As a lecturer, a theoriser, and a populariser of his art, Haydon has just claims to grateful remembrance. Though driven to paint pot-boilers for the support of his family, he never ceased to preach the gospel of high art; he was among the first to recognise and acclaim the transcendent merits of the Elgin Marbles; he rejoiced with a personal joy in the purchase of the Angerstein collection as the nucleus of a National Gallery; he scorned the ignoble fears of some of his colleagues lest the newly-started winter exhibitions of old masters should injure their professional prospects; he used his interest at Court to have Raphael's cartoons brought up to London for the benefit of students and public; he advocated the establishment of local schools of design, and, through his lectures and writings, helped to raise and educate the taste of his country.

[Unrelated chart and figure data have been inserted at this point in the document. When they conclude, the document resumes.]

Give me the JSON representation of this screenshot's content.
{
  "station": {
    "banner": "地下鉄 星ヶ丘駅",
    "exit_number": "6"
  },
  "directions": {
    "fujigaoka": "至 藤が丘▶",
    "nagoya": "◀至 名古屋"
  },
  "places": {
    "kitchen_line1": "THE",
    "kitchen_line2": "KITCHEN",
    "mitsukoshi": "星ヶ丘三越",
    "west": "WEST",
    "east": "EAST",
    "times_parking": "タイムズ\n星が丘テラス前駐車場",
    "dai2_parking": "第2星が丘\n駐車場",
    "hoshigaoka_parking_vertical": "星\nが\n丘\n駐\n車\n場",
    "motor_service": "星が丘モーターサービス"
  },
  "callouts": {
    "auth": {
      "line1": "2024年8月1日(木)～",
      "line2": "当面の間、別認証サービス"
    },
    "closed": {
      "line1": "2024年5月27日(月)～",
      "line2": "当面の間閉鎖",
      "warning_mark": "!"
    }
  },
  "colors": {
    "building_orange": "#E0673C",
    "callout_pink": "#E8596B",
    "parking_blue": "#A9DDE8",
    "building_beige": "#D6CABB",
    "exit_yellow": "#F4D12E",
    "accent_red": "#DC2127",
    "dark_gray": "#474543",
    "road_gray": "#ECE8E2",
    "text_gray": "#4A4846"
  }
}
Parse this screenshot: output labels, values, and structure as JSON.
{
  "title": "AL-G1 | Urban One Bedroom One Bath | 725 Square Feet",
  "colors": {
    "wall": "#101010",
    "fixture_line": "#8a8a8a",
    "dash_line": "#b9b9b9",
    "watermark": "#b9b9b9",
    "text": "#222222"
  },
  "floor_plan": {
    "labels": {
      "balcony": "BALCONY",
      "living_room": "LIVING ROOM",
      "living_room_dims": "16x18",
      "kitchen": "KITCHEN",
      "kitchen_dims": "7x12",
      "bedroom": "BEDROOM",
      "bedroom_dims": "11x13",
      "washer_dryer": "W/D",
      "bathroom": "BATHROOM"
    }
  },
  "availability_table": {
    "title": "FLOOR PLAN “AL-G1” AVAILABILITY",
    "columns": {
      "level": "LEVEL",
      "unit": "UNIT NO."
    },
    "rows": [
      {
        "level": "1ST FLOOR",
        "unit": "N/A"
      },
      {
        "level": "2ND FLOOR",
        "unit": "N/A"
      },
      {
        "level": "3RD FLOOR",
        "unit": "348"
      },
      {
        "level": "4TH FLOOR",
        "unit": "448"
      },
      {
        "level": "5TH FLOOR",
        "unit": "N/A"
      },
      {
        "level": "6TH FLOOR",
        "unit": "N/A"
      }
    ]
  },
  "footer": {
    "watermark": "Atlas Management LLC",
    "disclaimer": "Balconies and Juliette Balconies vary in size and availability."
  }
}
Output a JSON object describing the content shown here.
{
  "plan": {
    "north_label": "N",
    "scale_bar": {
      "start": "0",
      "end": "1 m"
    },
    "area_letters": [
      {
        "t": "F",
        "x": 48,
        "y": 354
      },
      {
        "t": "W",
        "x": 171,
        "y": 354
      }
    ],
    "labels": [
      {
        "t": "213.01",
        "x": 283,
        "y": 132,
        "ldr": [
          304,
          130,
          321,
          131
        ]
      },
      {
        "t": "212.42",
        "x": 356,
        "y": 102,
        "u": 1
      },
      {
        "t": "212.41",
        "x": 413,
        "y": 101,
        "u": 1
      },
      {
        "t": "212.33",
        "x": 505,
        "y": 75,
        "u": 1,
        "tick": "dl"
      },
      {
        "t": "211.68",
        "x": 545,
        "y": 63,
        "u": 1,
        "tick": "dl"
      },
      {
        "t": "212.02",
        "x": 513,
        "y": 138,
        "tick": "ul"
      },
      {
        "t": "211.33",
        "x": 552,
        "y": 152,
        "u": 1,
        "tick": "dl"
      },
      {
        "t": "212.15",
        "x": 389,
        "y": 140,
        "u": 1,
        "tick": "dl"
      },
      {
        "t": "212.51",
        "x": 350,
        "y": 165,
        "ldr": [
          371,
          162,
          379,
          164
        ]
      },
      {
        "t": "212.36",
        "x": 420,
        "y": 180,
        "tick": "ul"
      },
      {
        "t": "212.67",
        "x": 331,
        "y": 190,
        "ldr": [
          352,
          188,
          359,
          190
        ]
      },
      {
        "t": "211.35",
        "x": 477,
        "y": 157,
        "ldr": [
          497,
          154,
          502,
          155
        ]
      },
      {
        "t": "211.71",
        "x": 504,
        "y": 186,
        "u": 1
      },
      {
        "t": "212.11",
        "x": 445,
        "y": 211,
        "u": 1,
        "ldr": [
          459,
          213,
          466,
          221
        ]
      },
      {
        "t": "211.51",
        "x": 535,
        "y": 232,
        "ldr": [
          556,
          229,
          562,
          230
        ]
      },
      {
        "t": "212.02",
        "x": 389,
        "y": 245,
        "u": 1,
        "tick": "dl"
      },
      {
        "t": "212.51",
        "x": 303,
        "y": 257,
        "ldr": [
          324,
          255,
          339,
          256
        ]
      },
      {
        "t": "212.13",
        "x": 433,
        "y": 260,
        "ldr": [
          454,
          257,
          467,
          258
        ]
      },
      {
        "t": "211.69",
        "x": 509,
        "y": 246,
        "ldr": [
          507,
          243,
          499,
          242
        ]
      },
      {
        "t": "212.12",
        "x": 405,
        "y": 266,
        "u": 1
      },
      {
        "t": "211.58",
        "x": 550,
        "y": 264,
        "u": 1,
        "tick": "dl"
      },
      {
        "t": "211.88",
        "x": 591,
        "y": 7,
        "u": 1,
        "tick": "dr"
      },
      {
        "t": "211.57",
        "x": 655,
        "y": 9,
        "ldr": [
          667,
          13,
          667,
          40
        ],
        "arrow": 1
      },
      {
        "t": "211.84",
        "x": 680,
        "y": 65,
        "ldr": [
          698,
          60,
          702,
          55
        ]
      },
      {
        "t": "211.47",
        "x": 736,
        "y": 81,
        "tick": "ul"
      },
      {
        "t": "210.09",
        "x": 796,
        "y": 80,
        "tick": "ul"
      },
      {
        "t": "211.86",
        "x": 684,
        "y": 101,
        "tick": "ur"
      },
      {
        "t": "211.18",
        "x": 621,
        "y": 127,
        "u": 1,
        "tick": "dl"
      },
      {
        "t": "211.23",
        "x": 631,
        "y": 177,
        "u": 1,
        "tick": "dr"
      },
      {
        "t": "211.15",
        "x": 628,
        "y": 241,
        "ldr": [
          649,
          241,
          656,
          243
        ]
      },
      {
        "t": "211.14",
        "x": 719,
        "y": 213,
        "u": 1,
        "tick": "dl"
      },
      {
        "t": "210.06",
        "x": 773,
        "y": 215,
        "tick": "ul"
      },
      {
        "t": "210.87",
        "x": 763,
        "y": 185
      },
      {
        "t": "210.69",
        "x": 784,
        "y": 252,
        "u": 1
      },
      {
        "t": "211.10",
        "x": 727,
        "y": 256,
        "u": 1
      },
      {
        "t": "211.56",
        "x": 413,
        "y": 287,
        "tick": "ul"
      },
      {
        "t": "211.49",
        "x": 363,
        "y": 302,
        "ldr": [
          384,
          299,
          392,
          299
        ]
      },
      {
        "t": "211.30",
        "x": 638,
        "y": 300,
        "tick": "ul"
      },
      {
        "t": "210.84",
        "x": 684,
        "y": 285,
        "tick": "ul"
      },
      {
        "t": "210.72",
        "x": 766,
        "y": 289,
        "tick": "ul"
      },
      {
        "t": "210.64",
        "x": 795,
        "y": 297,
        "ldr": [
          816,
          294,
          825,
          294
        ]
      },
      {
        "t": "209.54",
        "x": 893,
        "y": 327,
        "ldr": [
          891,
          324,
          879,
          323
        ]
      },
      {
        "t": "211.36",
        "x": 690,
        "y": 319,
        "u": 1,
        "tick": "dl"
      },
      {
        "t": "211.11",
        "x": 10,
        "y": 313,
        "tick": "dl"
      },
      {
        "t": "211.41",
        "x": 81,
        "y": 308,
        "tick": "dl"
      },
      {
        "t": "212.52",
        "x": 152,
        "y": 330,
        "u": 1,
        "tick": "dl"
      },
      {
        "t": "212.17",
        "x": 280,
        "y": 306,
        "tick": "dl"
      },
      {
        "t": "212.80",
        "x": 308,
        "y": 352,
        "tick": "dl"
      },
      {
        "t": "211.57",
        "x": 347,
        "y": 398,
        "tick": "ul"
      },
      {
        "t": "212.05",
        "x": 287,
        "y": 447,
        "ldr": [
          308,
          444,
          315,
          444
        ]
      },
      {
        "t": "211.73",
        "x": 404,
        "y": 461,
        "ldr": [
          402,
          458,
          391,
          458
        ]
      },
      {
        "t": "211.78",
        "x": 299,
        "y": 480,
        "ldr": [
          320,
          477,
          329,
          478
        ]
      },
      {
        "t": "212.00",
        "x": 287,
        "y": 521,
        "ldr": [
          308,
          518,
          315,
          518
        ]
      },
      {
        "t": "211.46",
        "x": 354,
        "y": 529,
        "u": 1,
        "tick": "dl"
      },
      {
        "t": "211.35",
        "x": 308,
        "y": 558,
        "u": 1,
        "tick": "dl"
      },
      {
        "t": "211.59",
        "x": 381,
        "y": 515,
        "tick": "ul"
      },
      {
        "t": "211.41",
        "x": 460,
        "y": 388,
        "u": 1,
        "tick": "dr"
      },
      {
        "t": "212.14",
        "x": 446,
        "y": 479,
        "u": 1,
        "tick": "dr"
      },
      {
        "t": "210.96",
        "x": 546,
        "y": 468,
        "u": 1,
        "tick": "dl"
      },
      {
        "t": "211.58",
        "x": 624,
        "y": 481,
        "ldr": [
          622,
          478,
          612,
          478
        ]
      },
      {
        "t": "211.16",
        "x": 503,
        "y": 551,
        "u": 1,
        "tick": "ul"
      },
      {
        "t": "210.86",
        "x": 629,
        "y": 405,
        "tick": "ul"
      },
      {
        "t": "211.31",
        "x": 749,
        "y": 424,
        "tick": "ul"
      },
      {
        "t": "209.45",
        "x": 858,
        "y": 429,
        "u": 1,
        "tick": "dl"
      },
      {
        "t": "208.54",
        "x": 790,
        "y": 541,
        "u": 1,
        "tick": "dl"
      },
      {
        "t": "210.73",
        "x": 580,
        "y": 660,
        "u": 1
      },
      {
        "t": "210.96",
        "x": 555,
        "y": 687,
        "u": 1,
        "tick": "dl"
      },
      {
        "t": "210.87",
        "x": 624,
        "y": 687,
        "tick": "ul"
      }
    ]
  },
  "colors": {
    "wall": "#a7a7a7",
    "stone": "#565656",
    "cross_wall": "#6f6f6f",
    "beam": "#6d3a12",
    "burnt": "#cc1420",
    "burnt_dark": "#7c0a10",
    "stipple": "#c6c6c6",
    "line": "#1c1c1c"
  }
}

Haydon has painted his own character and temperament in such vivid colours, that scarcely a touch need be added to the portrait. He was an original thinker, a vigorous writer, a keen observer, but from his youth up a disproportion was evident in the structure of his mind, that pointed only too clearly to insanity. His judgment, as Mr. Taylor observes, was essentially unsound in all matters where he himself was personally interested. His vanity blinded him throughout to the quality of his own work, the amount of influence he could wield, and the extent of the public sympathy that he excited. He was essentially religious in temperament, though his religion was so assertive and egotistical in type that those who hold with Rosalba that where there is no modesty there can be no religion, [Footnote: Rosalba said of Sir Godfrey Kneller, 'This man can have no religion, for he has no modesty.'] might be inclined to deny its existence. From the very outset of his career Haydon took up the attitude of a missionary of high art in England--and therewith the expectation of being crowned and enriched as its Priest and King. He clung to the belief that a man who devoted himself to the practice of a high and ennobling art ought to be supported by a grateful country, or at least by generous patrons, and he could never be made to realise that Art is a stern and jealous mistress, who demands material sacrifices from her votaries in exchange for spiritual compensations. If a man desires to create a new era in the art of his country, he must be prepared to lead a monastic life in a garret; but if, like Haydon, he allows himself a wife and eight children, and professes to be unable to live on five hundred a year, he must condescend to the painting of portraits and pot-boilers. The public cannot be forced to support what it neither understands nor admires, and, in a democratic state, the Government is bound to consult the taste of its masters.